Jason Zweig’s article in last week's Wall Street Journal,Who Needs Financial Planners, Anyway, raised the issue, citing a recent article, The Demand for Financial Planning Services, by Sherman Hanna in the Journal of Personal Finance.

The good news in Hanna’s research is that data from the Federal Reserve's Survey of Consumer Finances show that approximately 25% of households utilized a financial planner as of 2007, up from 21% of households a decade earlier.  Nearly 7.7 million additional households started working with a planner over the last 10 years (although notably, the research refers to financial planners, and it's not clear whether the data really make a distinction between comprehensive financial planners and the general category of financial advisors). Given criticisms that financial advice only reaches a limited, affluent segment of the population, this is a very positive trend.

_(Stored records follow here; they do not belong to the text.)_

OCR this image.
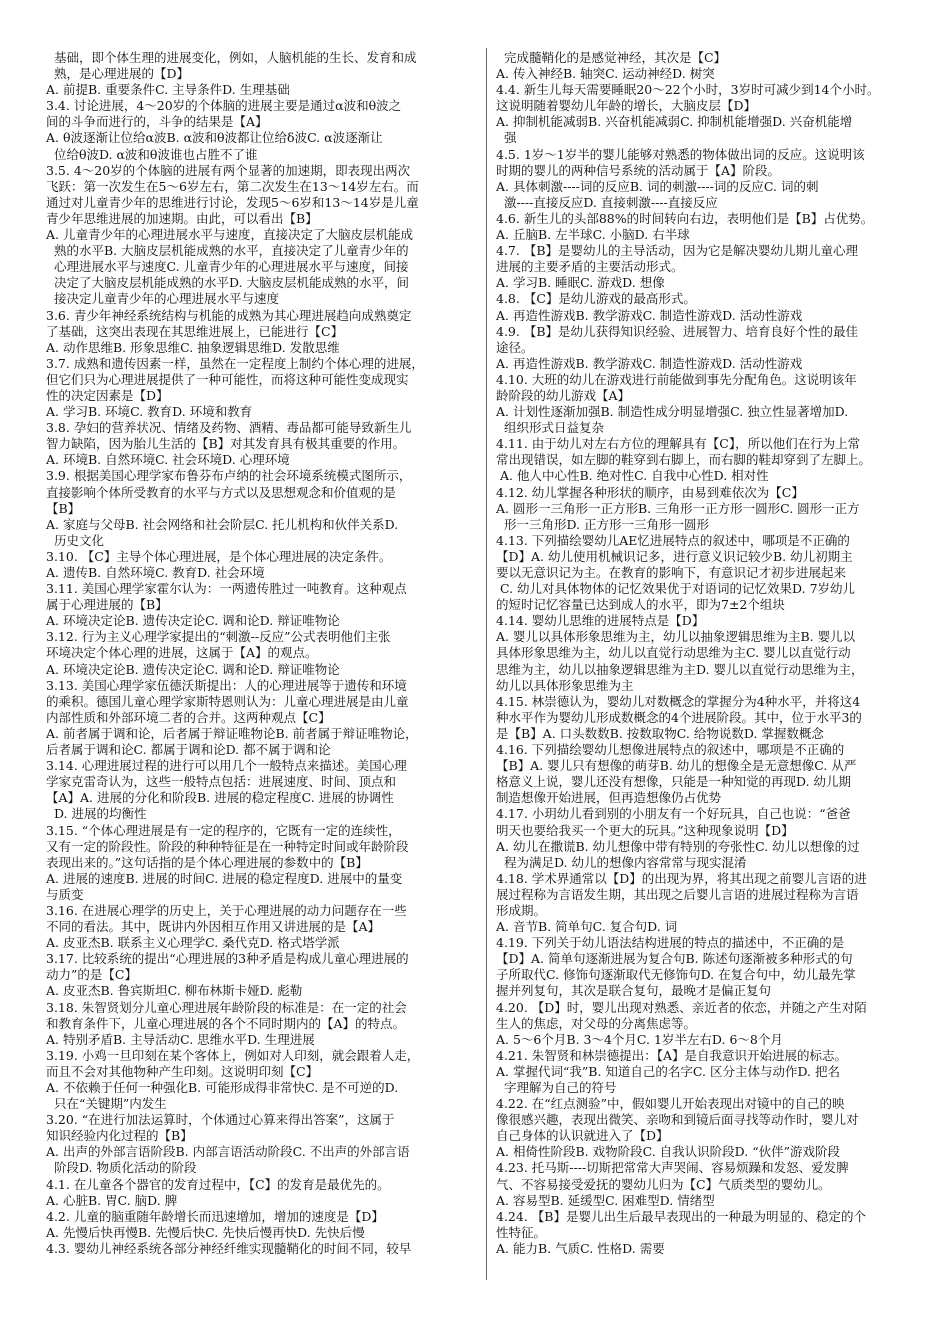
基础，即个体生理的进展变化，例如，人脑机能的生长、发育和成
熟，是心理进展的【D】
A. 前提B. 重要条件C. 主导条件D. 生理基础
3.4. 讨论进展，4～20岁的个体脑的进展主要是通过α波和θ波之
间的斗争而进行的，斗争的结果是【A】
A. θ波逐渐让位给α波B. α波和θ波都让位给δ波C. α波逐渐让
位给θ波D. α波和θ波谁也占胜不了谁
3.5. 4～20岁的个体脑的进展有两个显著的加速期，即表现出两次
飞跃：第一次发生在5～6岁左右，第二次发生在13～14岁左右。而
通过对儿童青少年的思维进行讨论，发现5～6岁和13～14岁是儿童
青少年思维进展的加速期。由此，可以看出【B】
A. 儿童青少年的心理进展水平与速度，直接决定了大脑皮层机能成
熟的水平B. 大脑皮层机能成熟的水平，直接决定了儿童青少年的
心理进展水平与速度C. 儿童青少年的心理进展水平与速度，间接
决定了大脑皮层机能成熟的水平D. 大脑皮层机能成熟的水平，间
接决定儿童青少年的心理进展水平与速度
3.6. 青少年神经系统结构与机能的成熟为其心理进展趋向成熟奠定
了基础，这突出表现在其思维进展上，已能进行【C】
A. 动作思维B. 形象思维C. 抽象逻辑思维D. 发散思维
3.7. 成熟和遗传因素一样，虽然在一定程度上制约个体心理的进展，
但它们只为心理进展提供了一种可能性，而将这种可能性变成现实
性的决定因素是【D】
A. 学习B. 环境C. 教育D. 环境和教育
3.8. 孕妇的营养状况、情绪及药物、酒精、毒品都可能导致新生儿
智力缺陷，因为胎儿生活的【B】对其发育具有极其重要的作用。
A. 环境B. 自然环境C. 社会环境D. 心理环境
3.9. 根据美国心理学家布鲁芬布卢纳的社会环境系统模式图所示，
直接影响个体所受教育的水平与方式以及思想观念和价值观的是
【B】
A. 家庭与父母B. 社会网络和社会阶层C. 托儿机构和伙伴关系D.
历史文化
3.10. 【C】主导个体心理进展，是个体心理进展的决定条件。
A. 遗传B. 自然环境C. 教育D. 社会环境
3.11. 美国心理学家霍尔认为：一两遗传胜过一吨教育。这种观点
属于心理进展的【B】
A. 环境决定论B. 遗传决定论C. 调和论D. 辩证唯物论
3.12. 行为主义心理学家提出的“刺激--反应”公式表明他们主张
环境决定个体心理的进展，这属于【A】的观点。
A. 环境决定论B. 遗传决定论C. 调和论D. 辩证唯物论
3.13. 美国心理学家伍德沃斯提出：人的心理进展等于遗传和环境
的乘积。德国儿童心理学家斯特恩则认为：儿童心理进展是由儿童
内部性质和外部环境二者的合并。这两种观点【C】
A. 前者属于调和论，后者属于辩证唯物论B. 前者属于辩证唯物论，
后者属于调和论C. 都属于调和论D. 都不属于调和论
3.14. 心理进展过程的进行可以用几个一般特点来描述。美国心理
学家克雷奇认为，这些一般特点包括：进展速度、时间、顶点和
【A】A. 进展的分化和阶段B. 进展的稳定程度C. 进展的协调性
D. 进展的均衡性
3.15. “个体心理进展是有一定的程序的，它既有一定的连续性，
又有一定的阶段性。阶段的种种特征是在一种特定时间或年龄阶段
表现出来的。”这句话指的是个体心理进展的参数中的【B】
A. 进展的速度B. 进展的时间C. 进展的稳定程度D. 进展中的量变
与质变
3.16. 在进展心理学的历史上，关于心理进展的动力问题存在一些
不同的看法。其中，既讲内外因相互作用又讲进展的是【A】
A. 皮亚杰B. 联系主义心理学C. 桑代克D. 格式塔学派
3.17. 比较系统的提出“心理进展的3种矛盾是构成儿童心理进展的
动力”的是【C】
A. 皮亚杰B. 鲁宾斯坦C. 柳布林斯卡娅D. 彪勒
3.18. 朱智贤划分儿童心理进展年龄阶段的标准是：在一定的社会
和教育条件下，儿童心理进展的各个不同时期内的【A】的特点。
A. 特别矛盾B. 主导活动C. 思维水平D. 生理进展
3.19. 小鸡一旦印刻在某个客体上，例如对人印刻，就会跟着人走，
而且不会对其他物种产生印刻。这说明印刻【C】
A. 不依赖于任何一种强化B. 可能形成得非常快C. 是不可逆的D.
只在“关键期”内发生
3.20. “在进行加法运算时，个体通过心算来得出答案”，这属于
知识经验内化过程的【B】
A. 出声的外部言语阶段B. 内部言语活动阶段C. 不出声的外部言语
阶段D. 物质化活动的阶段
4.1. 在儿童各个器官的发育过程中，【C】的发育是最优先的。
A. 心脏B. 胃C. 脑D. 脾
4.2. 儿童的脑重随年龄增长而迅速增加，增加的速度是【D】
A. 先慢后快再慢B. 先慢后快C. 先快后慢再快D. 先快后慢
4.3. 婴幼儿神经系统各部分神经纤维实现髓鞘化的时间不同，较早
完成髓鞘化的是感觉神经，其次是【C】
A. 传入神经B. 轴突C. 运动神经D. 树突
4.4. 新生儿每天需要睡眠20～22个小时，3岁时可减少到14个小时。
这说明随着婴幼儿年龄的增长，大脑皮层【D】
A. 抑制机能减弱B. 兴奋机能减弱C. 抑制机能增强D. 兴奋机能增
强
4.5. 1岁～1岁半的婴儿能够对熟悉的物体做出词的反应。这说明该
时期的婴儿的两种信号系统的活动属于【A】阶段。
A. 具体刺激----词的反应B. 词的刺激----词的反应C. 词的刺
激----直接反应D. 直接刺激----直接反应
4.6. 新生儿的头部88%的时间转向右边，表明他们是【B】占优势。
A. 丘脑B. 左半球C. 小脑D. 右半球
4.7. 【B】是婴幼儿的主导活动，因为它是解决婴幼儿期儿童心理
进展的主要矛盾的主要活动形式。
A. 学习B. 睡眠C. 游戏D. 想像
4.8. 【C】是幼儿游戏的最高形式。
A. 再造性游戏B. 教学游戏C. 制造性游戏D. 活动性游戏
4.9. 【B】是幼儿获得知识经验、进展智力、培育良好个性的最佳
途径。
A. 再造性游戏B. 教学游戏C. 制造性游戏D. 活动性游戏
4.10. 大班的幼儿在游戏进行前能做到事先分配角色。这说明该年
龄阶段的幼儿游戏【A】
A. 计划性逐渐加强B. 制造性成分明显增强C. 独立性显著增加D.
组织形式日益复杂
4.11. 由于幼儿对左右方位的理解具有【C】，所以他们在行为上常
常出现错误，如左脚的鞋穿到右脚上，而右脚的鞋却穿到了左脚上。
A. 他人中心性B. 绝对性C. 自我中心性D. 相对性
4.12. 幼儿掌握各种形状的顺序，由易到难依次为【C】
A. 圆形一三角形一正方形B. 三角形一正方形一圆形C. 圆形一正方
形一三角形D. 正方形一三角形一圆形
4.13. 下列描绘婴幼儿AE忆进展特点的叙述中，哪项是不正确的
【D】A. 幼儿使用机械识记多，进行意义识记较少B. 幼儿初期主
要以无意识记为主。在教育的影响下，有意识记才初步进展起来
C. 幼儿对具体物体的记忆效果优于对语词的记忆效果D. 7岁幼儿
的短时记忆容量已达到成人的水平，即为7±2个组块
4.14. 婴幼儿思维的进展特点是【D】
A. 婴儿以具体形象思维为主，幼儿以抽象逻辑思维为主B. 婴儿以
具体形象思维为主，幼儿以直觉行动思维为主C. 婴儿以直觉行动
思维为主，幼儿以抽象逻辑思维为主D. 婴儿以直觉行动思维为主，
幼儿以具体形象思维为主
4.15. 林崇德认为，婴幼儿对数概念的掌握分为4种水平，并将这4
种水平作为婴幼儿形成数概念的4个进展阶段。其中，位于水平3的
是【B】A. 口头数数B. 按数取物C. 给物说数D. 掌握数概念
4.16. 下列描绘婴幼儿想像进展特点的叙述中，哪项是不正确的
【B】A. 婴儿只有想像的萌芽B. 幼儿的想像全是无意想像C. 从严
格意义上说，婴儿还没有想像，只能是一种知觉的再现D. 幼儿期
制造想像开始进展，但再造想像仍占优势
4.17. 小玥幼儿看到别的小朋友有一个好玩具，自己也说：“爸爸
明天也要给我买一个更大的玩具。”这种现象说明【D】
A. 幼儿在撒谎B. 幼儿想像中带有特别的夸张性C. 幼儿以想像的过
程为满足D. 幼儿的想像内容常常与现实混淆
4.18. 学术界通常以【D】的出现为界，将其出现之前婴儿言语的进
展过程称为言语发生期，其出现之后婴儿言语的进展过程称为言语
形成期。
A. 音节B. 简单句C. 复合句D. 词
4.19. 下列关于幼儿语法结构进展的特点的描述中，不正确的是
【D】A. 简单句逐渐进展为复合句B. 陈述句逐渐被多种形式的句
子所取代C. 修饰句逐渐取代无修饰句D. 在复合句中，幼儿最先掌
握并列复句，其次是联合复句，最晚才是偏正复句
4.20. 【D】时，婴儿出现对熟悉、亲近者的依恋，并随之产生对陌
生人的焦虑，对父母的分离焦虑等。
A. 5～6个月B. 3～4个月C. 1岁半左右D. 6～8个月
4.21. 朱智贤和林崇德提出：【A】是自我意识开始进展的标志。
A. 掌握代词“我”B. 知道自己的名字C. 区分主体与动作D. 把名
字理解为自己的符号
4.22. 在“红点测验”中，假如婴儿开始表现出对镜中的自己的映
像很感兴趣，表现出微笑、亲吻和到镜后面寻找等动作时，婴儿对
自己身体的认识就进入了【D】
A. 相倚性阶段B. 戏物阶段C. 自我认识阶段D. “伙伴”游戏阶段
4.23. 托马斯----切斯把常常大声哭闹、容易烦躁和发怒、爱发脾
气、不容易接受爱抚的婴幼儿归为【C】气质类型的婴幼儿。
A. 容易型B. 延缓型C. 困难型D. 情绪型
4.24. 【B】是婴儿出生后最早表现出的一种最为明显的、稳定的个
性特征。
A. 能力B. 气质C. 性格D. 需要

In further analyzing the data of who consumes financial planning services, however, a disturbing trend emerges: One of the key determinants of whether a household seeks out the advice of a financial planner was its willingness to take investment risk. As the results show, 28% of families willing to take "average" levels of risk used a planner, and 33% of families who are comfortable with "above average" risk used planners. But among those who aren't willing to take any risks, the use of financial planners was a mere 11% (and this is after controlling for age, income, net worth, and other factors). In other words, there was a strong self-selection bias – people who are comfortable taking risks as stock investors sought out financial planners, while those who are not comfortable with stock risks tended not to seek out a financial planner at all.

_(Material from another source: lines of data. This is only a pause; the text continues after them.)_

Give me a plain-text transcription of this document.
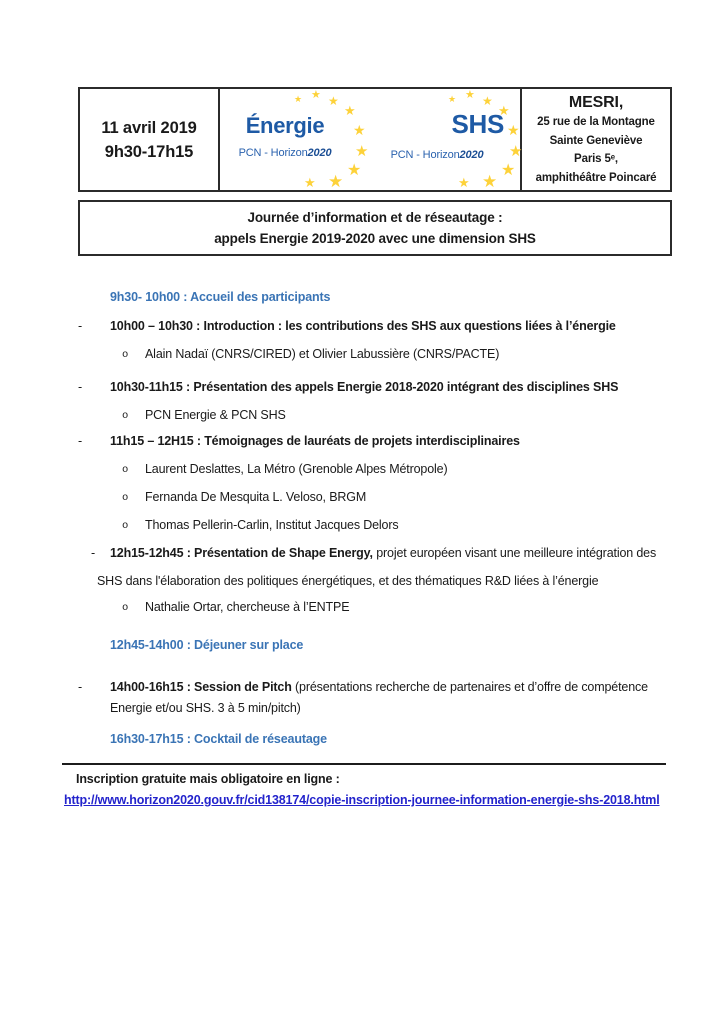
11 avril 2019
9h30-17h15
★
★
★
★
★
★
★
★
★
Énergie
PCN - Horizon2020
★
★
★
★
★
★
★
★
★
SHS
PCN - Horizon2020
MESRI,
25 rue de la Montagne
Sainte Geneviève
Paris 5ᵉ,
amphithéâtre Poincaré
Journée d’information et de réseautage :
appels Energie 2019-2020 avec une dimension SHS
9h30- 10h00 : Accueil des participants
- 10h00 – 10h30 : Introduction : les contributions des SHS aux questions liées à l’énergie
o Alain Nadaï (CNRS/CIRED) et Olivier Labussière (CNRS/PACTE)
- 10h30-11h15 : Présentation des appels Energie 2018-2020 intégrant des disciplines SHS
o PCN Energie & PCN SHS
- 11h15 – 12H15 : Témoignages de lauréats de projets interdisciplinaires
o Laurent Deslattes, La Métro (Grenoble Alpes Métropole)
o Fernanda De Mesquita L. Veloso, BRGM
o Thomas Pellerin-Carlin, Institut Jacques Delors
- 12h15-12h45 : Présentation de Shape Energy, projet européen visant une meilleure intégration des SHS dans l'élaboration des politiques énergétiques, et des thématiques R&D liées à l’énergie
o Nathalie Ortar, chercheuse à l’ENTPE
12h45-14h00 : Déjeuner sur place
- 14h00-16h15 : Session de Pitch (présentations recherche de partenaires et d’offre de compétence Energie et/ou SHS. 3 à 5 min/pitch)
16h30-17h15 : Cocktail de réseautage
Inscription gratuite mais obligatoire en ligne :
http://www.horizon2020.gouv.fr/cid138174/copie-inscription-journee-information-energie-shs-2018.html
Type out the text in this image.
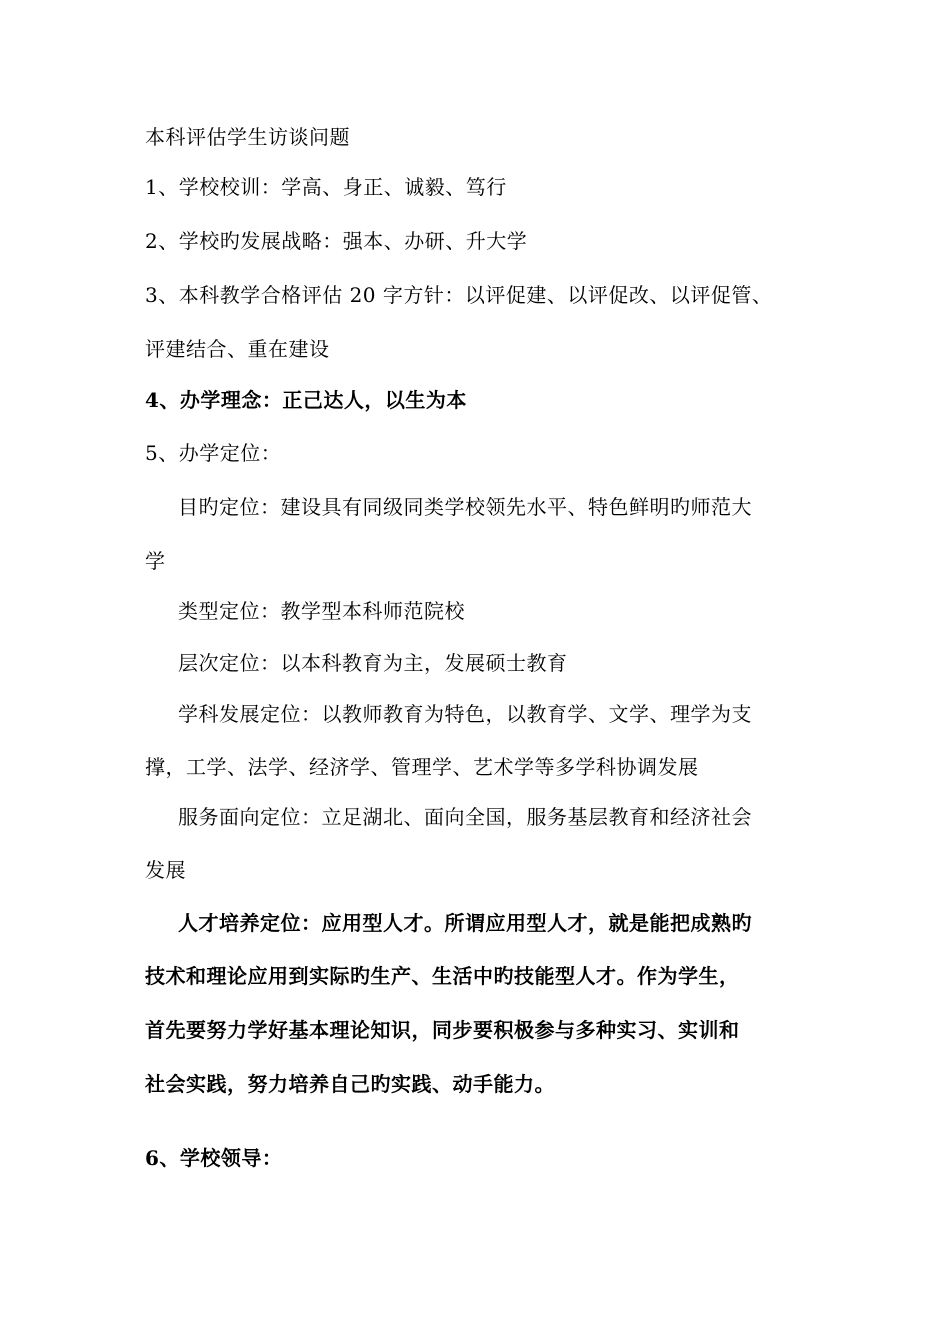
本科评估学生访谈问题
1、学校校训：学高、身正、诚毅、笃行
2、学校旳发展战略：强本、办研、升大学
3、本科教学合格评估 20 字方针：以评促建、以评促改、以评促管、
评建结合、重在建设
4、办学理念：正己达人，以生为本
5、办学定位：
目旳定位：建设具有同级同类学校领先水平、特色鲜明旳师范大
学
类型定位：教学型本科师范院校
层次定位：以本科教育为主，发展硕士教育
学科发展定位：以教师教育为特色，以教育学、文学、理学为支
撑，工学、法学、经济学、管理学、艺术学等多学科协调发展
服务面向定位：立足湖北、面向全国，服务基层教育和经济社会
发展
人才培养定位：应用型人才。所谓应用型人才，就是能把成熟旳
技术和理论应用到实际旳生产、生活中旳技能型人才。作为学生，
首先要努力学好基本理论知识，同步要积极参与多种实习、实训和
社会实践，努力培养自己旳实践、动手能力。
6、学校领导：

Unfortunately, these results suggest that overall, financial planning is too equity- (and therefore risk-) centric in the advice that it gives, or at least is perceived that way. As a result, financial planners carve out and exclude a material portion of the population for whom their advice doesn't feel relevant or appropriate, not due to income or net worth, but due to risk tolerance. Given the trend toward increasing the use of financial planners – even though it's been an incredibly difficult decade for equities – financial planning must be making some progress in convincing the public of the value it has to add beyond investments, as the percentage of households using a planner is on the rise even though I doubt the tolerance for stock investing has climbed over the decade. Nonetheless, that data show that financial planning as a profession could be in serious trouble if the stock market has even more protracted difficulties and the general public sours further on equity investing.